How does longer temporal context enhance multimodal narrative video processing in the brain?
Understanding how humans and artificial intelligence systems process complex narrative videos is a fundamental challenge at the intersection of neuroscience and machine learning. This study investigates how the temporal context length of video clips (3–12 s clips) and the narrative-task prompting shape brain-model alignment during naturalistic movie watching. Using fMRI recordings from participants viewing full-length movies, we examine how brain regions sensitive to narrative context dynamically represent information over varying timescales and how these neural patterns align with model-derived features. We find that increasing clip duration substantially improves brain alignment for multimodal large language models (MLLMs), whereas unimodal video models show little to no gain. Further, shorter temporal windows align with perceptual and early language regions, while longer windows preferentially align higher-order integrative regions, mirrored by a layer-to-cortex hierarchy in MLLMs. Finally, narrative-task prompts (multi-scene summary, narrative summary, character motivation, and event boundary detection) elicit task-specific, region-dependent brain alignment patterns and context-dependent shifts in clip-level tuning in higher-order regions. Together, our results position long-form narrative movies as a principled testbed for probing biologically relevant temporal integration and interpretable representations in long-context MLLMs.
💡 Research Summary
This paper investigates how the length of temporal context and narrative‑task prompting shape the alignment between brain activity and multimodal large language models (MLLMs) during naturalistic movie watching. Using fMRI recordings from four participants who viewed four full‑length films (Movie10 dataset), the authors extracted voxel‑wise responses mapped onto the Glasser 180‑region cortical parcellation and language‑specific parcels from the Fedorenko lab. They systematically varied the video clip duration (3 s, 6 s, 9 s, 12 s) using a sliding‑window approach with a 1.49 s stride, sampling 16 frames and synchronized audio per window. Each window was paired with one of four narrative‑task prompts: multi‑scene summary, narrative summary, character motivation, and event‑boundary detection.

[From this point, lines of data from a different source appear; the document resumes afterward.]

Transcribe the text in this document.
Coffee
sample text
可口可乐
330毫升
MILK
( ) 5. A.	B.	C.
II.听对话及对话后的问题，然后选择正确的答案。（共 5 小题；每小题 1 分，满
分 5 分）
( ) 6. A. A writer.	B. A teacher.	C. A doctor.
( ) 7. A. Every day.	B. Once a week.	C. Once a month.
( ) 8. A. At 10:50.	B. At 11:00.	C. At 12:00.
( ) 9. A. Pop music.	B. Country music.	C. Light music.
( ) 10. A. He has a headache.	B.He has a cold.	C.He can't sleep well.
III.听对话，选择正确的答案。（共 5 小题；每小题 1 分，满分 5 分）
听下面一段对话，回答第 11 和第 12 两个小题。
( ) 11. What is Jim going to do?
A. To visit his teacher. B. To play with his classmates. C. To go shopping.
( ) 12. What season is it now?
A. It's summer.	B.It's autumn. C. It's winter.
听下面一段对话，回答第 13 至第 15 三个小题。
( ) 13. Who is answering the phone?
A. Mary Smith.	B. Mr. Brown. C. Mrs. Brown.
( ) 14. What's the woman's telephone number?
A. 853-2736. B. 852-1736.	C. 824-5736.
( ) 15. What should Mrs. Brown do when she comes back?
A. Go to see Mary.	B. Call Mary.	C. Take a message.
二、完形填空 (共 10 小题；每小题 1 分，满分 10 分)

Two state‑of‑the‑art video‑audio MLLMs—Qwen‑2.5‑Omni and DA TE—were used to generate contextual embeddings. For each window, hidden states from all 36 transformer layers were averaged across tokens to produce a compact layer‑wise representation. As baselines, two unimodal video models (TimeSFormer and VideoMAE, each with 12 layers) were also evaluated under the same temporal windows.
Brain‑model alignment was quantified by training linear encoding models that predict voxel activity from model embeddings, and cross‑subject prediction accuracy was estimated following Schrimpf et al. (2021) to account for intrinsic neural noise. The authors addressed four research questions: (RQ1) the effect of temporal context length on brain predictivity for MLLMs versus unimodal models; (RQ2) which cortical regions show the greatest gains with longer context and how these relate to model layers; (RQ3) how different narrative‑task prompts modulate region‑specific alignment; and (RQ4) which video clips are most predictive of voxel responses across contexts and tasks.
Key findings: (1) Increasing clip duration from 3 s to 12 s systematically improves brain predictivity for both MLLMs, with the most pronounced gains in higher‑order semantic regions such as posterior cingulate cortex (PCC) and medial prefrontal cortex (mPFC). Unimodal video models exhibit little or no improvement, indicating that multimodal integration is crucial for leveraging long temporal context. (2) A clear layer‑to‑cortex hierarchy emerges: early transformer layers (1‑4) align best with low‑level visual and auditory cortices (e.g., V1, posterior temporal lobe), middle layers (5‑12) correspond to early language areas, and higher layers (13‑36) align with high‑level integrative regions (default‑mode network). This mirrors known cortical processing hierarchies that operate on increasing timescales. (3) Narrative‑task prompts produce distinct region‑specific patterns. Narrative and multi‑scene summaries drive alignment in higher‑order language ROIs, character‑motivation prompts preferentially engage localized temporal‑language regions, and event‑boundary detection yields a more distributed pattern across perceptual transition zones. (4) Analysis of the most predictive clips reveals that visual ROIs are driven by low‑level visual features that are stable across context lengths, whereas higher‑order language ROIs become sensitive to the narrative coherence present in longer clips.
Overall, the study demonstrates that (i) long temporal context substantially enhances brain‑MLLM alignment, (ii) the improvement follows a hierarchical mapping between model depth and cortical processing timescales, and (iii) task‑specific prompts can be used as functional probes to isolate distinct neural representations. These insights provide actionable guidance for designing future AI systems capable of long‑form video understanding and for using naturalistic movies as a principled testbed to study biologically relevant temporal integration in the human brain.